The woodstove had absolutely no point in the plot whatsoever. That's right. It didn't perform any function. Nobody got burned on it, nobody touched it, nobody gained any realizations from fondling its lovely cast iron exterior. Well okay, it DID dry my protagonist's clothes.
It didn't even belong to a major character. The very minor characters who owned it were there for only one chapter, just serving as a safe place and a way to get my protagonist back to civilization.
So why was I waxing gloriously on about it? Oh damn, it hurt my heart, but I clipped the long paragraph the heck out and threw it away.
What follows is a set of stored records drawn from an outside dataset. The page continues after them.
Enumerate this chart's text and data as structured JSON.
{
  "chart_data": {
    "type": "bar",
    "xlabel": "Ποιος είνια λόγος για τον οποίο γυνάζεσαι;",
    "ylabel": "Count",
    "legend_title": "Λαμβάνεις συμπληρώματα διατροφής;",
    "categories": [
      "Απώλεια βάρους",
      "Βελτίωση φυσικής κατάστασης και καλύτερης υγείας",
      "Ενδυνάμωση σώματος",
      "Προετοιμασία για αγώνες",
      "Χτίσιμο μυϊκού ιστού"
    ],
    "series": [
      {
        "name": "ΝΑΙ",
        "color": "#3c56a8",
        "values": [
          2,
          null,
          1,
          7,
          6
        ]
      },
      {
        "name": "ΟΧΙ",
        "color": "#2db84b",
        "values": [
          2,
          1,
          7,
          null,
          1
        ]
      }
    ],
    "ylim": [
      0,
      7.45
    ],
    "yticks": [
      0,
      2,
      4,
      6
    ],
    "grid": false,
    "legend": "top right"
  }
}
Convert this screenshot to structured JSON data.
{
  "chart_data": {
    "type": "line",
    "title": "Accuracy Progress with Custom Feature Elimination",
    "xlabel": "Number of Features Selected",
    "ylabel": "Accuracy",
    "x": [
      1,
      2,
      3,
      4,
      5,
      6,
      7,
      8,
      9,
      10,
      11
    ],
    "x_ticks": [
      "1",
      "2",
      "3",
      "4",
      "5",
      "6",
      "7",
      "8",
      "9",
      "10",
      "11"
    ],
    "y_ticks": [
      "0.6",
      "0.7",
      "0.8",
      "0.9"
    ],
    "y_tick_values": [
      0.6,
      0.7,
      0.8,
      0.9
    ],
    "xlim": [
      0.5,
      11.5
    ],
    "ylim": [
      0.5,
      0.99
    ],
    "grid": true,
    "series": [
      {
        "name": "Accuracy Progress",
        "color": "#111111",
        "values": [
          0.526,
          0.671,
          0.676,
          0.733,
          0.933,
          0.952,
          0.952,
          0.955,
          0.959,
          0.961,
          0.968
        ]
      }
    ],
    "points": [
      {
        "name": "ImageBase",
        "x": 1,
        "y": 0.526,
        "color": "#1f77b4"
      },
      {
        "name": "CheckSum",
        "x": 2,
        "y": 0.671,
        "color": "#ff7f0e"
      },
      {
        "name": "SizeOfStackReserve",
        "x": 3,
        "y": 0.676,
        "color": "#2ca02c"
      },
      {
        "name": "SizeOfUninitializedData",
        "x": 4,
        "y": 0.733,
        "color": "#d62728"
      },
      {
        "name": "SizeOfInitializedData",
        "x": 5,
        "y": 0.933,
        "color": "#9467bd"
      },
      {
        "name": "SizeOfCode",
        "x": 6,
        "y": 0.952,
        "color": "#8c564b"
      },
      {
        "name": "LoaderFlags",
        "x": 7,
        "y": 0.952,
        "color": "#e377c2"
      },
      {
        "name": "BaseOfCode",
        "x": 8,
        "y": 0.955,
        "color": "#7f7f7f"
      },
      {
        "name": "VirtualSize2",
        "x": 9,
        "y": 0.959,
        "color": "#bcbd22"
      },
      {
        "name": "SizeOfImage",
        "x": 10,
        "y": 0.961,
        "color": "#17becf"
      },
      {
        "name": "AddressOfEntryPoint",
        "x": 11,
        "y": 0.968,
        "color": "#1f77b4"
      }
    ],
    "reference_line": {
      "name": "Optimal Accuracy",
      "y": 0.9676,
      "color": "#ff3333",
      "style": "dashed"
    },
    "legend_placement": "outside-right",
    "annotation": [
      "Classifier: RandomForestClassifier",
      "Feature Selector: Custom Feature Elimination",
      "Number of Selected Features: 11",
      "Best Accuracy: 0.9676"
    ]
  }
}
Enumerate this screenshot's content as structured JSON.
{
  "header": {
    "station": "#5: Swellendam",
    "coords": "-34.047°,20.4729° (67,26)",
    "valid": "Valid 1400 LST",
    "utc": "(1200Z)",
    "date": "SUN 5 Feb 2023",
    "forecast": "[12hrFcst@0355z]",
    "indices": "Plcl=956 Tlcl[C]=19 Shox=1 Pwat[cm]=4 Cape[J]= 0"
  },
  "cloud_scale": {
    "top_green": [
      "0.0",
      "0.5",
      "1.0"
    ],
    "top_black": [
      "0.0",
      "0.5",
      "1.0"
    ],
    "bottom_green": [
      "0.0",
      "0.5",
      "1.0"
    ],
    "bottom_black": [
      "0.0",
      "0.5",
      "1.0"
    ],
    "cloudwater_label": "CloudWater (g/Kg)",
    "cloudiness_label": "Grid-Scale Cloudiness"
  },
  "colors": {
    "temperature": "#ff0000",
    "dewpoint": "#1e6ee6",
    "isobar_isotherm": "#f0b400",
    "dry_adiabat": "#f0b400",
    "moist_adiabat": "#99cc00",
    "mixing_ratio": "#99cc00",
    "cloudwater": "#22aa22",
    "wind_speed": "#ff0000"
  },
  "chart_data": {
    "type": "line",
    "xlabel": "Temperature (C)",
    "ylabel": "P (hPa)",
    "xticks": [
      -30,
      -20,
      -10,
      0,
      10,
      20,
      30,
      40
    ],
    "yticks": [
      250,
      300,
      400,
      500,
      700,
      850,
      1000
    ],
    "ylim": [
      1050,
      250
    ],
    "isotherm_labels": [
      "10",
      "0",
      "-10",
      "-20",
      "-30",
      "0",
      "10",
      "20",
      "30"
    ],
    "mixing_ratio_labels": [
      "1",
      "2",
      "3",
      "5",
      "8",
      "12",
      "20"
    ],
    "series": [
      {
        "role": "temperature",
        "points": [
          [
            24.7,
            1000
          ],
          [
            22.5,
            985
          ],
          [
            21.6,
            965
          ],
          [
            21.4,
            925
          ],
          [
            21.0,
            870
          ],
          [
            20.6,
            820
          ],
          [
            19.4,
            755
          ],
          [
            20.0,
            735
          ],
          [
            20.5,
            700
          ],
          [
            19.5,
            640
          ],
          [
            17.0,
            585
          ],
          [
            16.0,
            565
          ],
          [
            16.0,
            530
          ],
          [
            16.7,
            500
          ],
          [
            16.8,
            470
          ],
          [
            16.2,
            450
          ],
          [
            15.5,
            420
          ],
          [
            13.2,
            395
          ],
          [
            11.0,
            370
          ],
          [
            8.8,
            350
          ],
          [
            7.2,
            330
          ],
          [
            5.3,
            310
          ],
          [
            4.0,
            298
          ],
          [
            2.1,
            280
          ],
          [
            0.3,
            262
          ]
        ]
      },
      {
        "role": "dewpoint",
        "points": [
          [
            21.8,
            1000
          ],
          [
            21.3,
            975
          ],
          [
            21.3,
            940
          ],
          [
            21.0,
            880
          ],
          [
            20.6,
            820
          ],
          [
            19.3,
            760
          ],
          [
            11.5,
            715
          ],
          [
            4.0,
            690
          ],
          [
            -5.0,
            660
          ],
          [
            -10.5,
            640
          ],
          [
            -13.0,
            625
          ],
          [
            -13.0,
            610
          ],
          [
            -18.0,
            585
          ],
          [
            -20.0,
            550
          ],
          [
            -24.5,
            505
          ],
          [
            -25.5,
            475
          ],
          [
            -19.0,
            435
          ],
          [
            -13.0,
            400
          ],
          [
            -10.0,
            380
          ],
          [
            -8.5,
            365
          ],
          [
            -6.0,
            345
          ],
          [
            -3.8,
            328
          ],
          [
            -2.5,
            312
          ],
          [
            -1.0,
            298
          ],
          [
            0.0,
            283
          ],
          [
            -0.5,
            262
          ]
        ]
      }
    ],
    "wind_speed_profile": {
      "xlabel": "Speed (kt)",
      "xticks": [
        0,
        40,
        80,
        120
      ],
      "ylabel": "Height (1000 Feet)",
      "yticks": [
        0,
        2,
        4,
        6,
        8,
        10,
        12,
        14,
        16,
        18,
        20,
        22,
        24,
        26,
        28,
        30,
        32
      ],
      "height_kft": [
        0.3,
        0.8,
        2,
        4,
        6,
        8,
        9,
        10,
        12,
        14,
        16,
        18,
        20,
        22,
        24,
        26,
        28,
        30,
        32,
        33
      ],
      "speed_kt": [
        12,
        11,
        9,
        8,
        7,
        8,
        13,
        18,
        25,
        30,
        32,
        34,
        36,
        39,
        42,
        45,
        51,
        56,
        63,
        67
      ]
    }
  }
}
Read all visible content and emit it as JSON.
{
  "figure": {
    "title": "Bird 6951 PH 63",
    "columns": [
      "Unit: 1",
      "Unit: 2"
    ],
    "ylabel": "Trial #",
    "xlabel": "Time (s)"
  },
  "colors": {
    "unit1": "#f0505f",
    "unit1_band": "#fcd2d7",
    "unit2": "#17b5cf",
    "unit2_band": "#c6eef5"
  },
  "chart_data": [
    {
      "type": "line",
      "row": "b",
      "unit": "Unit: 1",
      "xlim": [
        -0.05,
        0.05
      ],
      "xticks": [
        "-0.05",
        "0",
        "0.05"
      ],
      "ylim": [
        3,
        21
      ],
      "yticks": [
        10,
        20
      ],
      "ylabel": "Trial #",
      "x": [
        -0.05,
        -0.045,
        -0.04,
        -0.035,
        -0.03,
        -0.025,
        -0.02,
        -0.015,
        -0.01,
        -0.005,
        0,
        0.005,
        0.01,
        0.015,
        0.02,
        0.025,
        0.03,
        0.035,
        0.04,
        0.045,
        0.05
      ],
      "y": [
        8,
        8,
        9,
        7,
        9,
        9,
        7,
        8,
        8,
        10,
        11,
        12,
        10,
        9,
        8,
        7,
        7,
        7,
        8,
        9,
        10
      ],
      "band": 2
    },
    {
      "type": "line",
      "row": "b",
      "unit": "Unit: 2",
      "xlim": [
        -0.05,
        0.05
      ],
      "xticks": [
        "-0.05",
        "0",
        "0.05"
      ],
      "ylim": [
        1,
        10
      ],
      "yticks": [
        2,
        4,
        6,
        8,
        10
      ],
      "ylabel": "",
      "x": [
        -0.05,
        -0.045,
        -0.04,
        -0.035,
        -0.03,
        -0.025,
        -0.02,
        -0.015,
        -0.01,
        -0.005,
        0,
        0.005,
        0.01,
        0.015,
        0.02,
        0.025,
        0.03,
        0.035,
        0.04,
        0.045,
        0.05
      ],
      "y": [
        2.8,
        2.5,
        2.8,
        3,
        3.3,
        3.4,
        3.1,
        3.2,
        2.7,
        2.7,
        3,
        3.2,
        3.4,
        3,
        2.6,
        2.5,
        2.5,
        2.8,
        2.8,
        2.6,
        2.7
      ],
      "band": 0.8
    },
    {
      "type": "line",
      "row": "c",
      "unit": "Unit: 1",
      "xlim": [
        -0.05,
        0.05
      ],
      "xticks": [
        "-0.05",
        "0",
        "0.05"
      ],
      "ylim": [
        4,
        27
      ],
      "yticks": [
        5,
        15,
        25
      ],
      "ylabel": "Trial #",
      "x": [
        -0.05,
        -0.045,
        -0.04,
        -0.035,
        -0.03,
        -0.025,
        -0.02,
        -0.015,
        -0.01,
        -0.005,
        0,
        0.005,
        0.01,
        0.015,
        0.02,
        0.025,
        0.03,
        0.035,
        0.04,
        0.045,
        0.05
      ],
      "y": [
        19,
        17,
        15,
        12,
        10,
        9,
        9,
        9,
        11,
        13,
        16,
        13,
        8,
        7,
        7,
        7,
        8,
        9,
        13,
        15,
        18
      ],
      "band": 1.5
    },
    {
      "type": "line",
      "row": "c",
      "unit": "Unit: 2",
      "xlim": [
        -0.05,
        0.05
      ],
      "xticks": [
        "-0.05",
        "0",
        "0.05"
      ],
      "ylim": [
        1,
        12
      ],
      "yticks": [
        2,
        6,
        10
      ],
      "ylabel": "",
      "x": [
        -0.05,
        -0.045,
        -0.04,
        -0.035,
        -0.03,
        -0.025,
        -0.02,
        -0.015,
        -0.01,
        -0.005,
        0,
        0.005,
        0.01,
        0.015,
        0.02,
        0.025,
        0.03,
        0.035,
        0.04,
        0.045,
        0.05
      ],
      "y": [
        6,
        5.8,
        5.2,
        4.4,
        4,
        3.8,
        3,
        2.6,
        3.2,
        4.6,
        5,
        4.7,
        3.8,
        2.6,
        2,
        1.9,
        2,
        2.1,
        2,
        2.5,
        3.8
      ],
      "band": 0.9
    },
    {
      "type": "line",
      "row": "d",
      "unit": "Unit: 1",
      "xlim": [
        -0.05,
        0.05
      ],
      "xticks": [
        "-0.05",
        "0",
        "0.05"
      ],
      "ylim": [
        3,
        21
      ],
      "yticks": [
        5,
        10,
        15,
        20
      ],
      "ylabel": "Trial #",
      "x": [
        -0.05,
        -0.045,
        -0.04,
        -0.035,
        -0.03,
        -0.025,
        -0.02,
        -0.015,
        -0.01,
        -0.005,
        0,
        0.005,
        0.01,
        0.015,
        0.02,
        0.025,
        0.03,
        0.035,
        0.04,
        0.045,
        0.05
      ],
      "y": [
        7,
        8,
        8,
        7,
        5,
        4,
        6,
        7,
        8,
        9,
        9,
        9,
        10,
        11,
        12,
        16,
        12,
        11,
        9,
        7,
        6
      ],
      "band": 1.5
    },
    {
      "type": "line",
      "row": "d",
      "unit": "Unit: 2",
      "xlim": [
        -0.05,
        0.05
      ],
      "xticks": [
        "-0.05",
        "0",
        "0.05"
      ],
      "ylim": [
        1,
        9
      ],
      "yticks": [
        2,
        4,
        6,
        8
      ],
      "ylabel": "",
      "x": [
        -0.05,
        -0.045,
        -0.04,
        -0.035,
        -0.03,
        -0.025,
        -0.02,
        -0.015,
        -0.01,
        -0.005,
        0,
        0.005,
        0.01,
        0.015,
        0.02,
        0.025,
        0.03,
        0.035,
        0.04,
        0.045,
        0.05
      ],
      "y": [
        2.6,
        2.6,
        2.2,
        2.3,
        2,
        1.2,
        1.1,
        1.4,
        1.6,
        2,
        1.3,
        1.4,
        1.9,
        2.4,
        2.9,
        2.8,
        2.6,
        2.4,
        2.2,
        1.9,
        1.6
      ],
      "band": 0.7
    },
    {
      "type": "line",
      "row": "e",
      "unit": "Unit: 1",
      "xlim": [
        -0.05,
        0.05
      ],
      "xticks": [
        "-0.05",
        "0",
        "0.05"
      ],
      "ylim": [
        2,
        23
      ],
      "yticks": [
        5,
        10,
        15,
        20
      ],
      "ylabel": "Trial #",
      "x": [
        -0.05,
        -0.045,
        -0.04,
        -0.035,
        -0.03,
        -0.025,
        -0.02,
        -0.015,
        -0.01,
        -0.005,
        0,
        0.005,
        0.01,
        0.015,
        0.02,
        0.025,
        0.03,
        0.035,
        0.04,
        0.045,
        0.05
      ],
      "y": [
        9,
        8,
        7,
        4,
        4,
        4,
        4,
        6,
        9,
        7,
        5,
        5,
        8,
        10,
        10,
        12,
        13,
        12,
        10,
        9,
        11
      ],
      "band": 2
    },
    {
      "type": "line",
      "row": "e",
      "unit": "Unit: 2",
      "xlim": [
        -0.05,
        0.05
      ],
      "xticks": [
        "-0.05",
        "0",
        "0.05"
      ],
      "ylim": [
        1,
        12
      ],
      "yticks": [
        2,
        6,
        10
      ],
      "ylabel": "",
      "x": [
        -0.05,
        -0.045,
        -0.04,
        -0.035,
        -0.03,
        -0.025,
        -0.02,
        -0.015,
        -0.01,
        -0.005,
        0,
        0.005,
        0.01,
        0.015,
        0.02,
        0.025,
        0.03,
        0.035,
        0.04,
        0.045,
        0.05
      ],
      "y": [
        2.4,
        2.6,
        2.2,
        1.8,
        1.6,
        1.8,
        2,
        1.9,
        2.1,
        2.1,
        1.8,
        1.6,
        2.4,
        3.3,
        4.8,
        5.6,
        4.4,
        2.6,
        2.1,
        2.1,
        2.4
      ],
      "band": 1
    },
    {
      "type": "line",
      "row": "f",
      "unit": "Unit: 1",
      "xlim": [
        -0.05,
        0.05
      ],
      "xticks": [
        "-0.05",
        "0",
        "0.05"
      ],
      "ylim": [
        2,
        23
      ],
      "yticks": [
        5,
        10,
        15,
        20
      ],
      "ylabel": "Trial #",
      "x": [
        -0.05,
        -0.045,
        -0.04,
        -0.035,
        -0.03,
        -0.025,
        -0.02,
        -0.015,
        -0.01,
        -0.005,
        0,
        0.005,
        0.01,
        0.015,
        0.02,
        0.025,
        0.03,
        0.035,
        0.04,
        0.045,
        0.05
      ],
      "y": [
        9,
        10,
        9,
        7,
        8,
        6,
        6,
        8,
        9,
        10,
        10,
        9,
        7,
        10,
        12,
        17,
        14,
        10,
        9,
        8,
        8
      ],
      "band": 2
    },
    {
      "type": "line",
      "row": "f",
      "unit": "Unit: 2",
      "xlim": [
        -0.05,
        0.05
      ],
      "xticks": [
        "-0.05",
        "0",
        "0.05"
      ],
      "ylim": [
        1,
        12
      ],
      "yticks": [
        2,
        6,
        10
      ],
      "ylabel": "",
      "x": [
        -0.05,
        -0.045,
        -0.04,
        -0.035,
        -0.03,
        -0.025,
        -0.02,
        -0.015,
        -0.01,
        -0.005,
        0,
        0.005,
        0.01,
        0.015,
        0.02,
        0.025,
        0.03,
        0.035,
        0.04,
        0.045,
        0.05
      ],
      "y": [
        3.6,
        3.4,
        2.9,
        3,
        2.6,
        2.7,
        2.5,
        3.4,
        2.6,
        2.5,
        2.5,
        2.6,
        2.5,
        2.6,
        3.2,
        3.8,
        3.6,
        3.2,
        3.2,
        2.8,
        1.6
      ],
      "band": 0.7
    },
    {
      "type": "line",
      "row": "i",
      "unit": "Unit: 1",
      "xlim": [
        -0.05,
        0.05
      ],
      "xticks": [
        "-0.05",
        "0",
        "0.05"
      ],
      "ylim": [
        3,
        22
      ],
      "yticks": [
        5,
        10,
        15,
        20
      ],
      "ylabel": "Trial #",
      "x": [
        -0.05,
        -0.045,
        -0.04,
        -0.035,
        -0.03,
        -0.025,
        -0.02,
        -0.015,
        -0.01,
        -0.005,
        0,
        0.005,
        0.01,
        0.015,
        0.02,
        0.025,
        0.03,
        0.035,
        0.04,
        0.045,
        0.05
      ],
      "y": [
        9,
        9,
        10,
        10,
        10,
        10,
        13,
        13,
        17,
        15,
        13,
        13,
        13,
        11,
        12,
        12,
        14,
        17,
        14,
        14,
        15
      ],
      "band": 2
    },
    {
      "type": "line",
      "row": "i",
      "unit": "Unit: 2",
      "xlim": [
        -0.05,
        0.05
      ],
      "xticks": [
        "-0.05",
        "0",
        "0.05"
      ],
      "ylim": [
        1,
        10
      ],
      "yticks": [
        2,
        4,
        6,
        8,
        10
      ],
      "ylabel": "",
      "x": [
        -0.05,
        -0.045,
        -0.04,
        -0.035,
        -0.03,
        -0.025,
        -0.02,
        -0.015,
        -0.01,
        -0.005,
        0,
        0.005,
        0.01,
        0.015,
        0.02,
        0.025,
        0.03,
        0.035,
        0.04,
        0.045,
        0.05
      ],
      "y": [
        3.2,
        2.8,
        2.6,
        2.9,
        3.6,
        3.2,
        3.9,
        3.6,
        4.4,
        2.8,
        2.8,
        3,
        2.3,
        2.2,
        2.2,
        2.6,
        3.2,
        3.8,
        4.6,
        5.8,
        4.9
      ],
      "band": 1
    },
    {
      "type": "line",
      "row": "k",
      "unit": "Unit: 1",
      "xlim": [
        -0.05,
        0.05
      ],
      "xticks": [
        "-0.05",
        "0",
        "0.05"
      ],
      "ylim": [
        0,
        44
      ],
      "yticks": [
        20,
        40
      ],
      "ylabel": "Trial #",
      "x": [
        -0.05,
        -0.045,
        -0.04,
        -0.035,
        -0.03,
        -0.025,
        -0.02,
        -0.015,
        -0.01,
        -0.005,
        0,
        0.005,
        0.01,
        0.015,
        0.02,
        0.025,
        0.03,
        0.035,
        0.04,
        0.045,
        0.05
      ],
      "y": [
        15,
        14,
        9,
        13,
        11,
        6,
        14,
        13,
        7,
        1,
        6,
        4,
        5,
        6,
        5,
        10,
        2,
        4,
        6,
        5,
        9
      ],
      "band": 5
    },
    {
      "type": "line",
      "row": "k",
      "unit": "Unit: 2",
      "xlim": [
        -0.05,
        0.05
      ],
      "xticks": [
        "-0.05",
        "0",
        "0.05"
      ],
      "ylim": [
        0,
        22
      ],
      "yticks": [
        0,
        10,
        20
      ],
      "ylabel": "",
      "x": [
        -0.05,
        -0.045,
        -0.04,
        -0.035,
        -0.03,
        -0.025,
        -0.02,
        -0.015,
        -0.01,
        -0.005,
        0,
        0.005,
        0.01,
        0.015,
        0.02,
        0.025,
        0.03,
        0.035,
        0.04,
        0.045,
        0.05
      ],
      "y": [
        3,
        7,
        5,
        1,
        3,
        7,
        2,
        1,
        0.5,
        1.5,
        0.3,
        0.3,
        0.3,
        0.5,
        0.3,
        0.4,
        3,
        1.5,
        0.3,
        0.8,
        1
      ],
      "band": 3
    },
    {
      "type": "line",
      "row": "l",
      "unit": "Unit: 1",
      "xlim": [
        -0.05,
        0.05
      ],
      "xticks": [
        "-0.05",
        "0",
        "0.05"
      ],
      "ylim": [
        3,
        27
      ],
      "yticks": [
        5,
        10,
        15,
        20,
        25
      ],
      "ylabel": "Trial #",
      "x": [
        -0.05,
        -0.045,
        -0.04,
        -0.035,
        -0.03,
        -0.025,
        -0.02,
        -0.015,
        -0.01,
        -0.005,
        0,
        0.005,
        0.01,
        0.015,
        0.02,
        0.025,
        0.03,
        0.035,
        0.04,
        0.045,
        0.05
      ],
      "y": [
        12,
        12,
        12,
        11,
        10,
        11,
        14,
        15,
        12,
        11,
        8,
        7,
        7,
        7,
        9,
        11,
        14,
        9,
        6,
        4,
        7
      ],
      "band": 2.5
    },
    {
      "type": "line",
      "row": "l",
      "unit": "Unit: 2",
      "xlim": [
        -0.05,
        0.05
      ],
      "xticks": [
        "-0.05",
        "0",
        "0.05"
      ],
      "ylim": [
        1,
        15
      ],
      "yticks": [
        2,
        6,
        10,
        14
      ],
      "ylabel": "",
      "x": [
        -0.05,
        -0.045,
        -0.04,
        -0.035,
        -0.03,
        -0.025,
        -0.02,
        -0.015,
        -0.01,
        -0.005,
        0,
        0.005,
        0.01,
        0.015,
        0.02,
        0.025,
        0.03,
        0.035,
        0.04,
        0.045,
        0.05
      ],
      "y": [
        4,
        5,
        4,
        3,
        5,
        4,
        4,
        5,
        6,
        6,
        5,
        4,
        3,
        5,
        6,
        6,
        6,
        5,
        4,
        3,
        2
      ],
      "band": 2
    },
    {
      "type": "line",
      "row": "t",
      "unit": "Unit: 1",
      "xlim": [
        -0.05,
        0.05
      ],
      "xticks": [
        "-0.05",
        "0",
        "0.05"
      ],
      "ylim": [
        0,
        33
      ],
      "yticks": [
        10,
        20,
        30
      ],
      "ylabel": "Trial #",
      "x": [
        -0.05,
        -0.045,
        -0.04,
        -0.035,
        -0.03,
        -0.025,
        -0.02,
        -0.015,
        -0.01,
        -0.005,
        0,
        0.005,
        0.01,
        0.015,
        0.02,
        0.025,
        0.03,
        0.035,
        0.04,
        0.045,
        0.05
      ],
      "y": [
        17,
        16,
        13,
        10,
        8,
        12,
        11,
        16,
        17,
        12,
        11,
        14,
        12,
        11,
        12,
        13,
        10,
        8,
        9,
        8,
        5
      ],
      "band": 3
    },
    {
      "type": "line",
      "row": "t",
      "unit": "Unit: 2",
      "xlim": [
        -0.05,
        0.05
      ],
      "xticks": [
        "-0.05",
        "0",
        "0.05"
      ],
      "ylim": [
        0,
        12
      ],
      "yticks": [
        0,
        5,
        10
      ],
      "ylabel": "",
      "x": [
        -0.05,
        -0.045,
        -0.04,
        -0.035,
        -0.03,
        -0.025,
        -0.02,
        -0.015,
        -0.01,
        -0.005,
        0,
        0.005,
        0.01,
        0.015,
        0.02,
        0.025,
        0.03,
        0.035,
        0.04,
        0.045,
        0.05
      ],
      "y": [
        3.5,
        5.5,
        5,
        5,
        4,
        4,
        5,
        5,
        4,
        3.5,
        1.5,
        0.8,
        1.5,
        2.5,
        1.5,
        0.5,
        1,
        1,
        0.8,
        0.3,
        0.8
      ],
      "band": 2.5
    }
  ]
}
Maybe I can use it someday in another book where it WILL be pertinent.
At the same time, I had noticed (see my previous post, Too Much Tea - Vary Your Scenes) that a lot of my scenes were involving cooking and mealtimes. Okay, I'm a pretty dedicated cook and foodie, so maybe that's normal, but I was determined to have some of my characters do something OTHER than cook or eat food in the revision.
Late at night, having shut off my computer, I came up with an IDEA. Rather than having a particular scene happen at the breakfast table, I'd put my characters in the living room. Firebuck (a secondary character) would be cleaning his rifle in case the evil faeries showed up. To contrast that, Cath (another secondary character) would be potting some flowers that had already shown up on the porch in a previous description. Falling asleep, I loved the juxtaposition of war and peace and the fact that it would get me away from the "food scenes".
So what was wrong? Well in an earlier-written (but occurring later in the story) scene, Firebuck does tote his rifle around for a bit. Firebuck doesn't use a gun in the end of the novel. I realized that if I added the gun-cleaning scene, readers would THINK it was a clue and be disappointed in the end when they found out it wasn't. Especially since I would now have TWO scenes with the gun in it. Guns don't work terribly well on evil faeries. Just an FYI.
Ouch. So there go my guns and woodstoves. Is my novel better for it? Definitely.
Unless you intend for them to be Red Herrings, get rid of your extraneous plot items. If you show an item and wax glorious about it, the reader will expect you to include it in the resolution of your story. If the item is a weapon, such as a gun, garotte or knife, all the more reason why your reader will expect it to show up at the end and be useful. If not, you risk the possibility of reader confusion and disgust.